Он давно уже ломал эту комедию и разыгрывал эту пьесу как  по нотам. Доба серьезно попала под его влияние, и он манипулировал ей, как хотел. И вот настал черед последнего завершающего аккорда.

— Так вот! Мое последнее слово! – торжественно произнес он, встав в позу, и скрестив на груди руки. – Если ты, хочешь, чтобы мы были вместе,  то тебе придется сделать выбор  — или я, или твой ублюдок.

Последнее слово он прямо выкрикнул ей в лицо так громко, что Доба невольно отшатнулась и закрыла вырывающийся изо рта крик сжатым кулаком. Наступила тишина. Меер ждал, со страхом внутри, вдруг она откажется выбирать между ним и сыном.

— Вот и все, – с дрожью в голосе произнес он, дожимая Добу, – я так и знал.

— Хорошо, — еле слышно произнесла она, – я поговорю с ним и… Дай мне хотя бы один день.

— Только до завтрашнего   утра я смогу вытерпеть, но больше не проси, – ответил Меер и, отодвинув упирающуюся Добу, вышел из комнаты.

А она в бессилии рухнула на пол и разрыдалась.  Много, много потрясений выпало на нее в недавнее время. И смерть мужа, и смерть отца, и отъезд Дова, так много помогавшего ей после смерти мужа.  И вот — эта новая любовь, страсть к Мееру. Он был отдушиной и, как она думала, спасением в ее судьбе. Выбор, который ей предстояло сделать, просто раздавил ее. Конечно, она любила своего сына и не представляла, как ей поступить.

— Надо к матери идти – подумала Доба -  Может, что и решиться.

Едва Доба переступила порог кухни, как услышала:

— Заходи, заходи смелей, дочка, мы давно тебя ждем.

Заплаканная Доба  увидела Нихаму и Матвейку. Они что-то складывали в коробку, споря и перекладывая вещи.

— Мама, – собравшись, произнесла Доба – мама я…

— А мы уезжаем,  — не дав ей договорить, сказала Нихама  довольно бодрым голосом.

— Как уезжаем? Куда уезжаем? Кто это мы?

— Я и Матвейка. Нас сестра моя в гости зовет, – тетка твоя, Бася.

— Она в Москве живет, – счастливым голосом сказал Матвейка.

Тут только Доба заметила, что одно ухо у него оттопырено, и вообще сине-черного цвета.

— Не спрашивай у него ничего, – сказала Нихама, видя готовый сорваться вопрос у Добы,  — я потом тебе все объясню, а у Матвейки ничего не спрашивай, – повторила бабушка.

— Как же вы поедете?

— Очень просто. Доедем до Даугавпилса,  а там  на поезд сядем,  вот и все. Слава Богу, на билет у нас деньги есть.

— Матвейка, и ты уезжаешь? – со слезами в голосе  спросила Доба.

До этого момента она не представляла, как будет жить без него, а тут на тебе, все само собой и решилось.

-  Ну как же? – Все еще не осознавая, спросила Доба .

— Так всем нам будет лучше.

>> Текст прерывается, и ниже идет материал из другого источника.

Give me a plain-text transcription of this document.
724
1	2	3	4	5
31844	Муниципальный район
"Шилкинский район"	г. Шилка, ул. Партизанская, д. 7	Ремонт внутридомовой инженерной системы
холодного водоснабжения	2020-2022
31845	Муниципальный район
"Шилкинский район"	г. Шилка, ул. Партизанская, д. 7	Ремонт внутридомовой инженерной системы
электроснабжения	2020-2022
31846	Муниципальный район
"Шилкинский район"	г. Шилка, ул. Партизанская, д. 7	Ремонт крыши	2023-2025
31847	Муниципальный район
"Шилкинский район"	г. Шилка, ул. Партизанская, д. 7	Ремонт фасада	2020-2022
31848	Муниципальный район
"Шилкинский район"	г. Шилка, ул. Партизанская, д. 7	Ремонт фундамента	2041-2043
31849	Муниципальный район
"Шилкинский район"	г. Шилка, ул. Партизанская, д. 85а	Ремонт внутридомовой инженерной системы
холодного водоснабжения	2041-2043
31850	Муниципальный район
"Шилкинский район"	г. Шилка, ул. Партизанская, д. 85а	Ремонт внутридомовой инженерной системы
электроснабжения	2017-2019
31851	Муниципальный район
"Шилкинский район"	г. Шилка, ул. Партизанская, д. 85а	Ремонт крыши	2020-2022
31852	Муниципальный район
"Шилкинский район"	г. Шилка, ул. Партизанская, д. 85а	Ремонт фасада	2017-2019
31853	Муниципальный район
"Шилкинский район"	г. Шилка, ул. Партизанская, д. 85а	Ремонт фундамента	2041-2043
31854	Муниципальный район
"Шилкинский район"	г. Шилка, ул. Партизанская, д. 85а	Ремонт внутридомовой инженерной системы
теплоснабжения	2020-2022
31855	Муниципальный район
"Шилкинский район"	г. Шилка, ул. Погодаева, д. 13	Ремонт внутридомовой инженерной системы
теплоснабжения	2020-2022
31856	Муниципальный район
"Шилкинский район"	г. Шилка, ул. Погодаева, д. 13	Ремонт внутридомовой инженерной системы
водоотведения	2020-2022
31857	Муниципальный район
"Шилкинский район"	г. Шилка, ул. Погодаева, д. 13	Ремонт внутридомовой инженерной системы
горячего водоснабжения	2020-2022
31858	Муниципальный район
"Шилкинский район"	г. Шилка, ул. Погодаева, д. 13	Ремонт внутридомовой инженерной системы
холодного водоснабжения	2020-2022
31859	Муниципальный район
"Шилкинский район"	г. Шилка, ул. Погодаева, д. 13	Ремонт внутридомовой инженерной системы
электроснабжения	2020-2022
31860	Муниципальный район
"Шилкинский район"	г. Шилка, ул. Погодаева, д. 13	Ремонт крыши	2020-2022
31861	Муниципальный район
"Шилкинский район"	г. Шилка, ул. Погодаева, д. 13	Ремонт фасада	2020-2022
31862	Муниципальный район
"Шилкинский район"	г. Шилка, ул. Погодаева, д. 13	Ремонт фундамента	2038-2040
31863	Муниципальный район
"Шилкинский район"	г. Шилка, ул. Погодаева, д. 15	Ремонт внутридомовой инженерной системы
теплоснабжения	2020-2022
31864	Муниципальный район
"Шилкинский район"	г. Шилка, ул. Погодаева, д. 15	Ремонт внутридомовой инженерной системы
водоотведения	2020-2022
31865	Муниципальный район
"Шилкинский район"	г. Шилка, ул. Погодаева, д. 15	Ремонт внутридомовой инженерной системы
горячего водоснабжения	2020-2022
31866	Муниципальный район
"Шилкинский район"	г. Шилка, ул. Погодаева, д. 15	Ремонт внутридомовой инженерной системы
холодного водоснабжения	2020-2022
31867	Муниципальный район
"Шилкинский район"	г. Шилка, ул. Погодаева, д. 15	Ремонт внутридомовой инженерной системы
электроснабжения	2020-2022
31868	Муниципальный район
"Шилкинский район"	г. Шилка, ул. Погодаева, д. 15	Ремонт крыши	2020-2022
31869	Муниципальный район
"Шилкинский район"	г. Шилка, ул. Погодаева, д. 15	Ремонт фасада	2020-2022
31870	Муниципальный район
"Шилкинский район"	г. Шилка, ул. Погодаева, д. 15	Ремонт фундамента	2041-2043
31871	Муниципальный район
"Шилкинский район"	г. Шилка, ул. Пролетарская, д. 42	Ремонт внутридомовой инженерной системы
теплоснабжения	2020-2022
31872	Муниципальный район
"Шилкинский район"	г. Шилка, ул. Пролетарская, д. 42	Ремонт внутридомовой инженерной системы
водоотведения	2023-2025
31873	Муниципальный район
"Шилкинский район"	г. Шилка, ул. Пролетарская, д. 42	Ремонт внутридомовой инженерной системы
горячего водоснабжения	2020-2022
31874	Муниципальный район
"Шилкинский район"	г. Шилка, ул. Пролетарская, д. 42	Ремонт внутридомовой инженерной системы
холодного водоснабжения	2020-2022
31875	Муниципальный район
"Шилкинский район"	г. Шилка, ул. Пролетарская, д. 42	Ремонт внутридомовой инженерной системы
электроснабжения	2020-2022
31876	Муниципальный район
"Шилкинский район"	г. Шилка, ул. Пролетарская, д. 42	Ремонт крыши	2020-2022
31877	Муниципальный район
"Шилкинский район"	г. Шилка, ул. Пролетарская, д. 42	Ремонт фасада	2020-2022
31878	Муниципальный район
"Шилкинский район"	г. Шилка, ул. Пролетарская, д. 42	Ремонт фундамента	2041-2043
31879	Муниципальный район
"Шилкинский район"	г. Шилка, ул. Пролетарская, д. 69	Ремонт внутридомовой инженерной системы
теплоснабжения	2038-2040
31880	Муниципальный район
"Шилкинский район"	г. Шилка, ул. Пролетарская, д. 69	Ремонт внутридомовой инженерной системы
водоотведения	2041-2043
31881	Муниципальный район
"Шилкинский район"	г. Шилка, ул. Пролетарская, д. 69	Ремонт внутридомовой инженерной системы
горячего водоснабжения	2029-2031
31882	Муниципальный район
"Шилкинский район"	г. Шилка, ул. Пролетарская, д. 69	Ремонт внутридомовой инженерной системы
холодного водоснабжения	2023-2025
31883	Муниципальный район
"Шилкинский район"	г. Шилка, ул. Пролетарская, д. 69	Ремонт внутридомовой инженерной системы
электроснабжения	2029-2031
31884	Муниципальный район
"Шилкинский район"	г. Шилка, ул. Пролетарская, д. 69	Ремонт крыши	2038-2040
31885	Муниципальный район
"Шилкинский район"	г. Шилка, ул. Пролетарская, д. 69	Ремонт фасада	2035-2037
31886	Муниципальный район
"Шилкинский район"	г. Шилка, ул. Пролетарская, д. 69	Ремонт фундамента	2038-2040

Тебе свою жизнь надо налаживать,  Матвейке учиться надо, да и я еще не старая карга, как меня тут некоторые называют.

— А ты не стой столбом, иди, собирай Матвейку. Мы завтра с утра и поедем.  Мендель нас до станции довезет.

Повернулась Доба и, молча, вышла из кухни. Идет, а слезы ручьем текут. С одной стороны хорошо, что не она выбор сделала, а с другой, она вдруг отчетливо поняла, что ей придется завтра распрощаться с мамой и сыном. Сердце у Добы готово было разорваться от этих переживаний. Она смутно помнила, как достала чемодан, и что туда складывала, все было как в тумане. Внезапно, обернувшись, она увидела Меера.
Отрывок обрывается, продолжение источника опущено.